The Problem With Infallibility

I wonder what Catholics will do if it turns out this is true? Given the scope of the problem and the church’s feverish attempt to sweep it under the carpet since, well, always, I see no reason to believe it’s not. I can’t speak about the rest of the world, but I know American Catholics don’t place too much stock in the whole infallibility thing. They’re pretty comfortable focusing on the entreaties of the church itself, focusing on humility, charity, etc (Bill Donohue and the bishops notwithstanding). However, even open-minded Catholics might be taken a little aback if it turns out their human pipeline to God was directly involved in covering up child abuse.
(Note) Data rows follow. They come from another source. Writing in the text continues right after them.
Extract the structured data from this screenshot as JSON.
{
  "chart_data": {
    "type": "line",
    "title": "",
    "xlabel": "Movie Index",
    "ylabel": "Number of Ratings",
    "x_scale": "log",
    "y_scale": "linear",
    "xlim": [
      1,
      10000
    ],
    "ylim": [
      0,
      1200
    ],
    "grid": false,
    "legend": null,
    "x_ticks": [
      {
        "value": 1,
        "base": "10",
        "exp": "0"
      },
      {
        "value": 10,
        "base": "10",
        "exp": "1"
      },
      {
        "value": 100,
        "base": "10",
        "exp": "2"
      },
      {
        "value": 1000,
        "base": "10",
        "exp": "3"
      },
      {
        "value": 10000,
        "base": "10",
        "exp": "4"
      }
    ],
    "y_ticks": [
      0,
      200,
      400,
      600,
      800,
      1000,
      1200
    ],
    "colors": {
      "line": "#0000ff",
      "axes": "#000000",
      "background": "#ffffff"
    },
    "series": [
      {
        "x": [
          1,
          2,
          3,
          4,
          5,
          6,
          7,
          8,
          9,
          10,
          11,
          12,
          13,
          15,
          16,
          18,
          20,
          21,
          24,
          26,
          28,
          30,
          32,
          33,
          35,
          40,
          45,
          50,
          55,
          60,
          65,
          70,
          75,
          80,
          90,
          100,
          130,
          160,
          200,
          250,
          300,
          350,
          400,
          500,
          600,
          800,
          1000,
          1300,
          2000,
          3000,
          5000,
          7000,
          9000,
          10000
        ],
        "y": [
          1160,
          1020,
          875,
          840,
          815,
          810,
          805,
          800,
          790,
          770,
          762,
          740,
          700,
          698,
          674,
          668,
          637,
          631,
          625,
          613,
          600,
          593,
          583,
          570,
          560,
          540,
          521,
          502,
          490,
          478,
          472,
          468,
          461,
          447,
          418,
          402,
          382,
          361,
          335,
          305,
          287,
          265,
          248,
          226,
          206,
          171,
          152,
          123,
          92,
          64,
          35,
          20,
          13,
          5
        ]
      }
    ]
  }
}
From born again preachers hiring prostitutes and snorting meth with gay escorts, to popes covering up sexual abuse, one is tempted to wonder why anyone takes organized religion seriously. Note that I say organized religion. Spirituality is a personal thing; it concerns one individuals’s relationship with the great unknown. Once us fallible humans start professing to know what God means, that’s when the problems start. The problem with infallibility is that no person is. Of course, the Protestant wing of western religion eschews the strict doctrine of infallibility in favor of a much more direct form of hypocrisy: do as I say, not as I do. In both cases, there’s an obvious current of moral superiority. That goes right back to the ridiculous assumption that any one of us has a clue what God is or wants. The truth is that no one has the lock on moral superiority; we are all human. Those who would claim it so they can curry favor with power are dangerous, from Fred Phelps to Joseph Ratzinger.  When people start waking up to this fact, maybe they’ll be a little less likely to follow blindly when their religious leaders tell them to march.